Nella migliore delle ipotesi fino a fine 2021. La sua persistenza è bizzarra perché non è semplicemente un virus che dà infezioni acute, come il virus dell’influenza che dopo venti giorni scompare e non pare dare delle infezioni persistenti, ma di fatto abbiamo visto che può persistere per mesi in modo asintomatico e non sappiamo se questa persistenza possa determinare nel tempo delle sequele come un danno agli organi o patologie autoimmuni.

Qual è il suo giudizio su come l’Italia ha affrontato e continua ad affrontare questa grave emergenza?
L’Italia ha fatto un grande sforzo organizzativo della sanità pubblica nei primi sei mesi di quest’anno. Ha organizzato il sistema di rilevamento dell’infezione al pari o meglio di altri Stati europei. Ha organizzato un lockdown molto serio per tre mesi. I risultati si sono visti. Ha poi aperto troppo in fretta con manifestazioni non di buon senso: grandi assembramenti nei posti di vacanza, apertura di discoteche e di qualche evento sportivo, apertura di palestre e piscine. Sarebbe stato meglio consentire solo attività all’aperto in solitario oppure in gruppi non superiori a 3-5 persone. Infine la ripresa del lavoro e della scuola con l’uso obbligato di mezzi pubblici soprattutto nei grandi centri ha portato alla situazione di oggi.

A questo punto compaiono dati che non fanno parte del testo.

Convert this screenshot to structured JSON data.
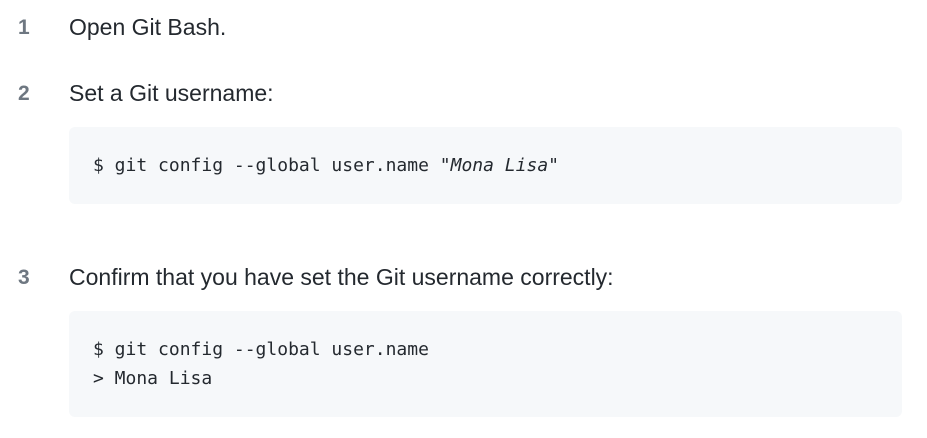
{
  "steps": [
    {
      "number": "1",
      "text": "Open Git Bash."
    },
    {
      "number": "2",
      "text": "Set a Git username:",
      "code": {
        "command": "$ git config --global user.name ",
        "quote_open": "\"",
        "argument": "Mona Lisa",
        "quote_close": "\""
      }
    },
    {
      "number": "3",
      "text": "Confirm that you have set the Git username correctly:",
      "code": {
        "command": "$ git config --global user.name",
        "output": "> Mona Lisa"
      }
    }
  ]
}
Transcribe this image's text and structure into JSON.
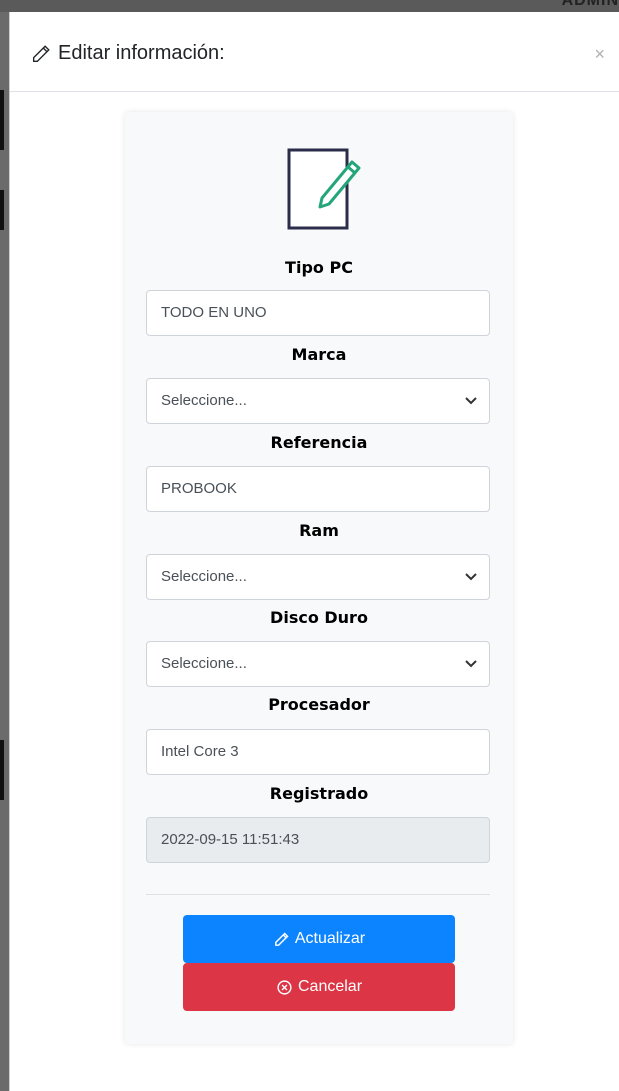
{
  "backdrop": {
    "partial_text": "ADMIN"
  },
  "modal": {
    "title": "Editar información:",
    "close_glyph": "×"
  },
  "form": {
    "tipo_pc": {
      "label": "Tipo PC",
      "value": "TODO EN UNO"
    },
    "marca": {
      "label": "Marca",
      "value": "Seleccione..."
    },
    "referencia": {
      "label": "Referencia",
      "value": "PROBOOK"
    },
    "ram": {
      "label": "Ram",
      "value": "Seleccione..."
    },
    "disco_duro": {
      "label": "Disco Duro",
      "value": "Seleccione..."
    },
    "procesador": {
      "label": "Procesador",
      "value": "Intel Core 3"
    },
    "registrado": {
      "label": "Registrado",
      "value": "2022-09-15 11:51:43"
    }
  },
  "buttons": {
    "update_label": "Actualizar",
    "cancel_label": "Cancelar"
  },
  "icons": {
    "title": "pencil-icon",
    "card": "edit-document-icon",
    "update": "pencil-icon",
    "cancel": "circle-x-icon",
    "select": "chevron-down-icon"
  },
  "colors": {
    "primary": "#0d84ff",
    "danger": "#dc3545",
    "doc_outline": "#2b2d4a",
    "doc_pencil": "#25a57a"
  }
}
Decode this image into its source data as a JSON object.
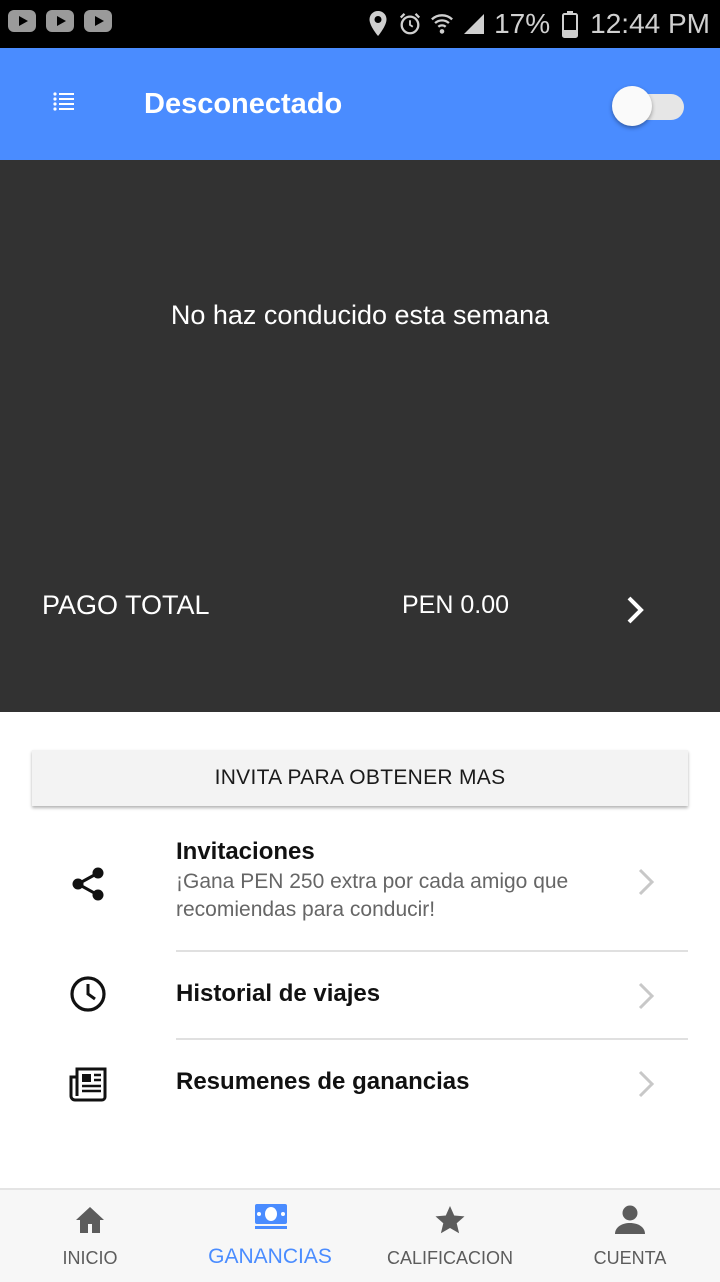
{
  "status_bar": {
    "battery_percent": "17%",
    "time": "12:44 PM",
    "icons": [
      "youtube-icon",
      "youtube-icon",
      "youtube-icon",
      "location-icon",
      "alarm-icon",
      "wifi-icon",
      "signal-icon",
      "battery-icon"
    ]
  },
  "app_bar": {
    "title": "Desconectado",
    "menu_icon": "list-menu-icon",
    "toggle_on": false,
    "accent_color": "#4a8cff"
  },
  "earnings": {
    "empty_message": "No haz conducido esta semana",
    "total_label": "PAGO TOTAL",
    "total_amount": "PEN 0.00"
  },
  "invite_button": {
    "label": "INVITA PARA OBTENER MAS"
  },
  "list": [
    {
      "icon": "share-icon",
      "title": "Invitaciones",
      "subtitle": "¡Gana PEN 250 extra por cada amigo que recomiendas para conducir!"
    },
    {
      "icon": "clock-icon",
      "title": "Historial de viajes"
    },
    {
      "icon": "newspaper-icon",
      "title": "Resumenes de ganancias"
    }
  ],
  "bottom_nav": [
    {
      "icon": "home-icon",
      "label": "INICIO",
      "active": false
    },
    {
      "icon": "money-icon",
      "label": "GANANCIAS",
      "active": true
    },
    {
      "icon": "star-icon",
      "label": "CALIFICACION",
      "active": false
    },
    {
      "icon": "person-icon",
      "label": "CUENTA",
      "active": false
    }
  ]
}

Quali sono le sfide future per la comunità scientifica per arrivare a prevenire le prossime pandemie?
Le pandemie sono inevitabili con l’aumentare dei viaggi, degli scambi di merci, del trasporto a lunga distanza di persone. Per le infezioni sono più importanti i contatti con paesi molto lontani che possono avere agenti infettivi diversi dai nostri. Sotto il profilo della ricerca medica è importante tracciare l’immunità verso questo coronavirus e i virus simili a questo. Non solo: è anche molto importante organizzare una collezione di sieri della nostra popolazione. Con questa collezione potremo monitorare gli anticorpi contro il coronavirus attuale, ma anche potremo valutare la il grado di resistenza immune ad eventuali virus che possono essere causa di nuove epidemie o pandemie. Probabilmente questi virus deriveranno ancora una volta da animali di zone geografiche molto lontane da noi.

Cosa occorre?
Per una ricerca di questo tipo occorrono laboratori di virologia attrezzati per lavorare con agenti infettivi pericolosi, in particolare virus. Quello che ho a disposizione attualmente è un laboratorio per diagnostica medica che non può avere le autorizzazioni per un lavoro di questo genere. Sarebbe rischioso per il personale che è già molto impegnato nelle attività di routine. Le università dovrebbero capire che le malattie infettive non sono sconfitte, che se ne produrranno sempre di nuove per l’urbanizzazione e la globalizzazione. E dovrebbero promuovere studi di questo tipo e sostenere i propri ricercatori.
Oggi, ciascuno dovrebbe tracciare l’immunità al coronavirus nel proprio territorio e nella propria popolazione, poi si potrebbero riunire i dati e avere una mappa dell’immunità a questo coronavirus ad altri virus nella nostra casa comune europea. Questo tipo di studi va iniziato subito: sarà assolutamente necessario per valutare l’efficacia dei vaccini e valutare la scomparsa o il possibile ritorno della pandemia. Mi auguro che il Covid-19 possa averci insegnato anche questo.